Problems related to intervention
Based on a conducted rapid review, several barriers and concerns related to the feasibility of intranasal corticosteroids for patients with AR have been identified. These barriers are related to safety, knowledge, cost, and effectiveness. The extent to which these barriers pose problems in feasibility may vary depending on the specific patient population and regional differences.


References:
  • Bhattacharyya N. Incremental healthcare utilization and expenditures for allergic rhinitis in the United States. Laryngoscope. 2011;121(9):1830-3.
  • Bousquet J, Anto JM, Bachert C, et al. Allergic rhinitis. Nat Rev Dis Primers. Dec 3 2020;6(1):95. doi:10.1038/s41572-020-00227-0
  • Komnos, I. , Michali, M. , Asimakopoulos, A. , Basiari, L. and Kastanioudakis, I. (2019) The Effect of Allergic Rhinitis on Quality of Life in Patients Suffering from the Disease: A Case Control Study. International Journal of Otolaryngology and Head & Neck Surgery, 8, 121-131. doi: 10.4236/ijohns.2019.84014.
  • Kulthanan K, Chusakul S, Recto MT, Gabriel MT, Aw DCW, Prepageran N, Wong A, Leong JL, Foong H, Quang VT, Zuberbier T. Economic Burden of the Inadequate Management of Allergic Rhinitis and Urticaria in Asian Countries Based on the GA²LEN Model. Allergy Asthma Immunol Res. 2018 Jul;10(4):370-378. doi: 10.4168/aair.2018.10.4.370. PMID: 29949833; PMCID: PMC6021592.
  • Lee, G. N., Koo, H. Y. R., Han, K., & Lee, Y. B. (2022). Analysis of Quality of Life and Mental Health in Patients With Atopic Dermatitis, Asthma and Allergic Rhinitis Using a Nation-wide Database, KNHANES VII. Allergy, asthma & immunology research, 14(2), 273–283. https://doi.org/10.4168/aair.2022.14.2.273
  • Linneberg, A., Dam Petersen, K., Hahn-Pedersen, J., Hammerby, E., Serup-Hansen, N., & Boxall, N. (2016). Burden of allergic respiratory disease: a systematic review. Clinical and molecular allergy : CMA, 14, 12. https://doi.org/10.1186/s12948-016-0049-9
  • Roland LT, Wise SK, Wang H, Zhang P, Mehta C, Levy JM. The cost of rhinitis in the United States: a national insurance claims analysis. Int Forum Allergy Rhinol. 2021 May;11(5):946-948. doi: 10.1002/alr.22748. Epub 2020 Dec 10. PMID: 33300670; PMCID: PMC8062294.
  • Savouré M, Bousquet J, Jaakkola JJK, Jaakkola MS, Jacquemin B, Nadif R. Worldwide prevalence of rhinitis in adults: A review of definitions and temporal evolution. Clin Transl Allergy. 2022;12(3):e12130.
  • Speth, M. M., Hoehle, L. P., Phillips, K. M., Caradonna, D. S., Gray, S. T., & Sedaghat, A. R. (2019). Treatment history and association between allergic rhinitis symptoms and quality of life. Irish journal of medical science, 188(2), 703–710. https://doi.org/10.1007/s11845-018-1866-2
  • Vandenplas O, Vinnikov D, Blanc PD, Agache I, Bachert C, Bewick M, et al. Impact of Rhinitis on Work Productivity: A Systematic Review. J Allergy Clin Immunol Pract. 2018;6(4):1274-86.e9.

Desirable Effects

How substantial are the desirable anticipated effects?

Judgement

Research evidence

Additional considerations


Nasal symptoms

In a systematic review with network meta-analysis performed by Sousa-Pinto et al., the improvement of nasal symptoms was assessed in patients under intranasal corticosteroids (INCS).
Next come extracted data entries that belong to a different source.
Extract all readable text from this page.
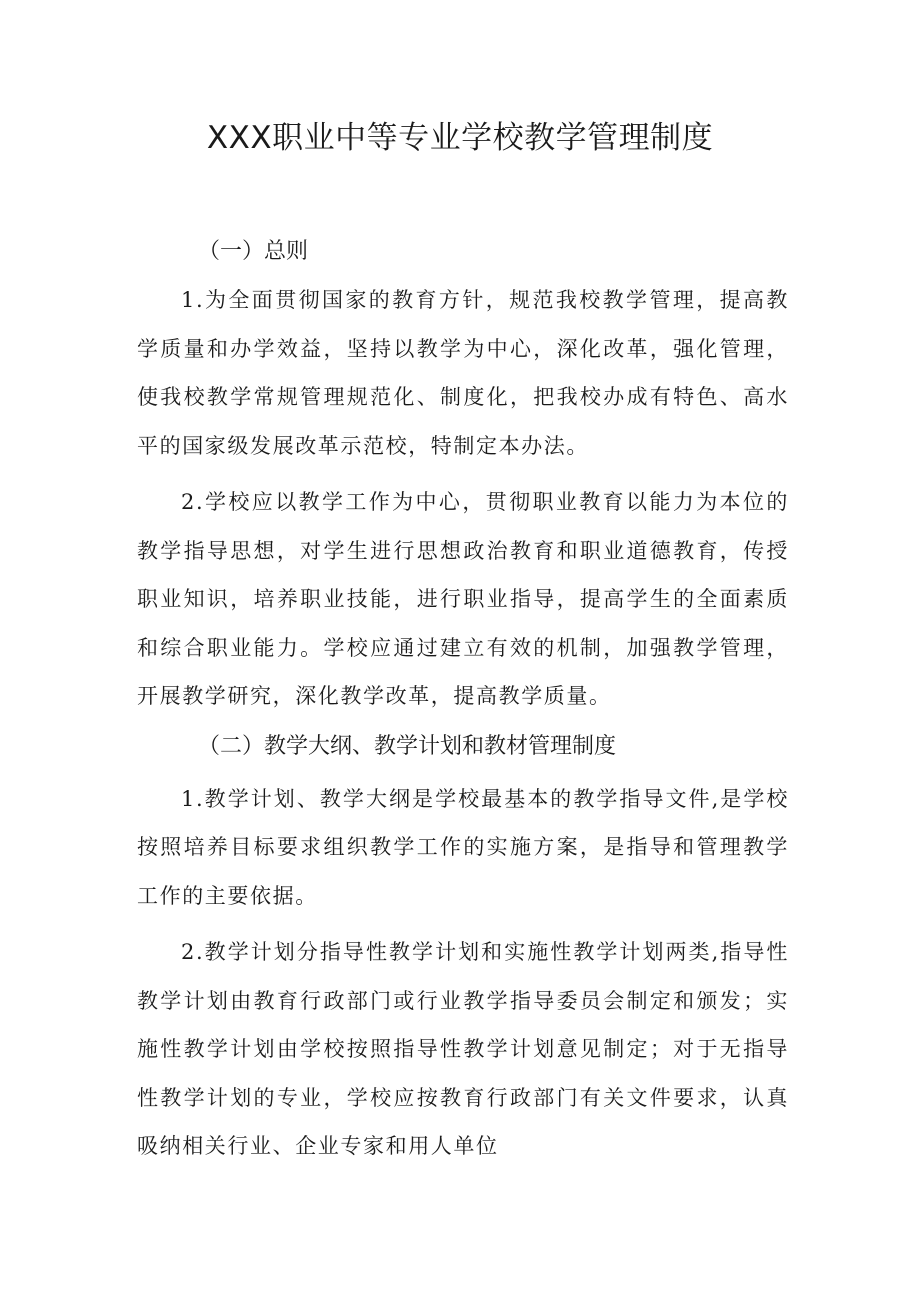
XXX职业中等专业学校教学管理制度
（一）总则

1.为全面贯彻国家的教育方针，规范我校教学管理，提高教学质量和办学效益，坚持以教学为中心，深化改革，强化管理，使我校教学常规管理规范化、制度化，把我校办成有特色、高水平的国家级发展改革示范校，特制定本办法。

2.学校应以教学工作为中心，贯彻职业教育以能力为本位的教学指导思想，对学生进行思想政治教育和职业道德教育，传授职业知识，培养职业技能，进行职业指导，提高学生的全面素质和综合职业能力。学校应通过建立有效的机制，加强教学管理，开展教学研究，深化教学改革，提高教学质量。

（二）教学大纲、教学计划和教材管理制度

1.教学计划、教学大纲是学校最基本的教学指导文件,是学校按照培养目标要求组织教学工作的实施方案，是指导和管理教学工作的主要依据。

2.教学计划分指导性教学计划和实施性教学计划两类,指导性教学计划由教育行政部门或行业教学指导委员会制定和颁发；实施性教学计划由学校按照指导性教学计划意见制定；对于无指导性教学计划的专业，学校应按教育行政部门有关文件要求，认真吸纳相关行业、企业专家和用人单位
For patients with seasonal allergic rhinitis, it was possible to meta-analytically pool the total nasal symptom score (TNSS) results of 68 randomised controlled trials (RCTs). All INCS were associated with a significantly higher improvement in the TNSS when compared to placebo (for fluticasone furoate, fluticasone propionate and budesonide there is more than 50% probability that a moderate improvement in the TNSS is observed).

In addition, fluticasone furoate and fluticasone propionate displayed significantly better results than ciclesonide and mometasone furoate (however, there is more than 50% probability that these differences are not clinically meaningful). Fluticasone furoate and fluticasone propionate were the INCSs displaying the highest probability of being the most effective in improving the TNSS.

For patients with perennial allergic rhinitis, it was possible to meta-analytically pool the four symptom TNSS results of 26 RCTs. All INCS were associated with a significantly higher improvement in the TNSS when compared to placebo; except for budesonide (moderate difference), all INCS were associated with a small improvement in the TNSS compared to placebo. There were no significant differences in the comparisons between different INCSs. Budesonide (followed by beclomethasone, fluticasone furoate and mometasone furoate) was the INCS displaying the highest probability of being the most effective in improving the TNSS, but it was assessed by a single RCT.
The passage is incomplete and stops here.